Tra i farmaci impiegati attualmente per il trattamento della tubercolosi rientrano:

  • l’isoniazide (anche in caso di infezione latente);
  • l’etambutolo;
  • la streptomicina;
  • la rifampicina;
  • la pirazinamide.

A decidere la tipologia di trattamento più efficace per il paziente sarà il medico, dopo averne valutato la storia clinica e i referti degli esami eseguiti. Sarà poi cura del soggetto seguire scrupolosamente le indicazioni mediche e sottoporsi ai controlli di routine.

A tal proposito l’OMS, insieme alle associazioni scientifiche, ha messo a punto un regime di terapia grazie al quale l’operatore sanitario si assicura che il paziente assuma il farmaco nelle dosi indicate. Porta il nome di DOT (Directly Observed Therapy) ed è un metodo efficace per ridurre il rischio di resistenza ai farmaci antibiotici.

Come prevenire la tubercolosi

Tra le principali misure preventive rientra, innanzitutto, la diagnosi precoce, ma anche il trattamento terapeutico idoneo, l’informazione sulla malattia e l’eliminazione progressiva delle condizioni che predispongono alla sua diffusione.

Ad oggi, è disponibile un vaccino vivo attenuato BCG (Bacille Calmette-Guérin) contro la tubercolosi che viene di solito impiegato nei neonati e nei bambini piccoli nei paesi in via di sviluppo; in Italia invece, viene utilizzato in specifiche categorie a rischio, come indicato dal DPR n.465 del 7 novembre 2001. Nello specifico, il vaccino dovrebbe essere somministrato a neonati o bambini di età inferiore a 5 anni con test tubercolinico negativo ad alto rischio di contagio e nel personale sanitario con test tubercolinico negativo che opera in contesti ad alto rischio di contagio da parte di batteri multiresistenti.

In caso di infezione tubercolare latente rilevata a seguito di un test, è bene valutare con il proprio medico la possibilità di assumere farmaci per prevenire lo sviluppo della tubercolosi attiva.
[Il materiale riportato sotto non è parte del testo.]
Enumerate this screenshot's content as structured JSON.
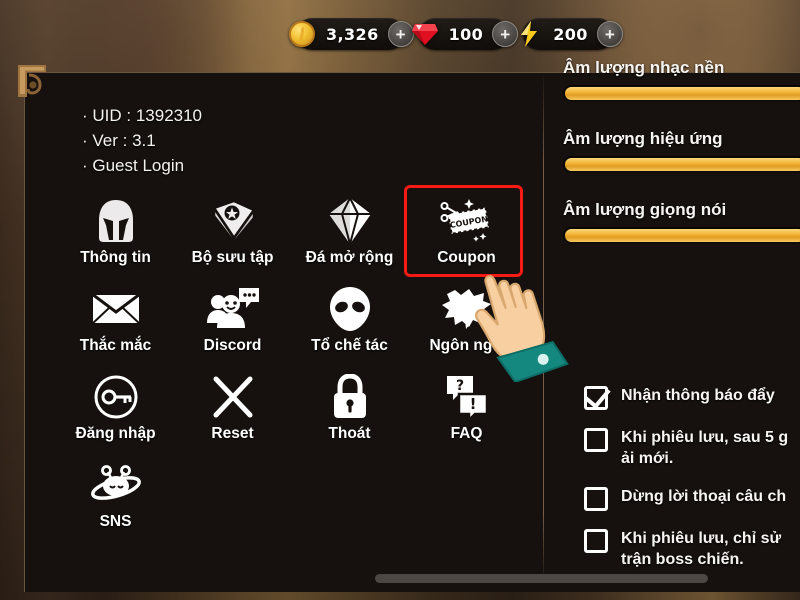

Proteggere i propri cari e gli altri dal rischio di infezione è importante seguire i trattamenti consigliati. Per questo, in caso di positività, è bene seguire degli accorgimenti per ridurre ed evitare la diffusione del micobatterio. Eccone alcuni:

  • restare a casa, evitando di entrare in contatto con altri individui (anche nella stessa abitazione);
  • utilizzare delle mascherine;
  • ventilare correttamente le stanze dell’appartamento;
  • starnutire o tossire in un fazzoletto, cercando di limitare la diffusione dei germi nell’aria;
  • smaltire correttamente i fazzoletti;
  • evitare di dormire nella stessa camera con altre persone.

In conclusione, la tubercolosi pur essendo una malattia contagiosa che può essere trasmessa solo in determinate condizioni, può diventare grave. Il consiglio è di non sottovalutare i sintomi, piuttosto di consultare il proprio medico e seguire le sue indicazioni. Grazie, infatti, alle misure preventive e ai trattamenti farmacologici disponibili, è possibile contenere la diffusione della tubercolosi e curarla in modo efficace. A fare la differenza è la tempestività nella diagnosi e l’attenzione scrupolosa alle dosi e ai tempi previsti di somministrazione dei farmaci.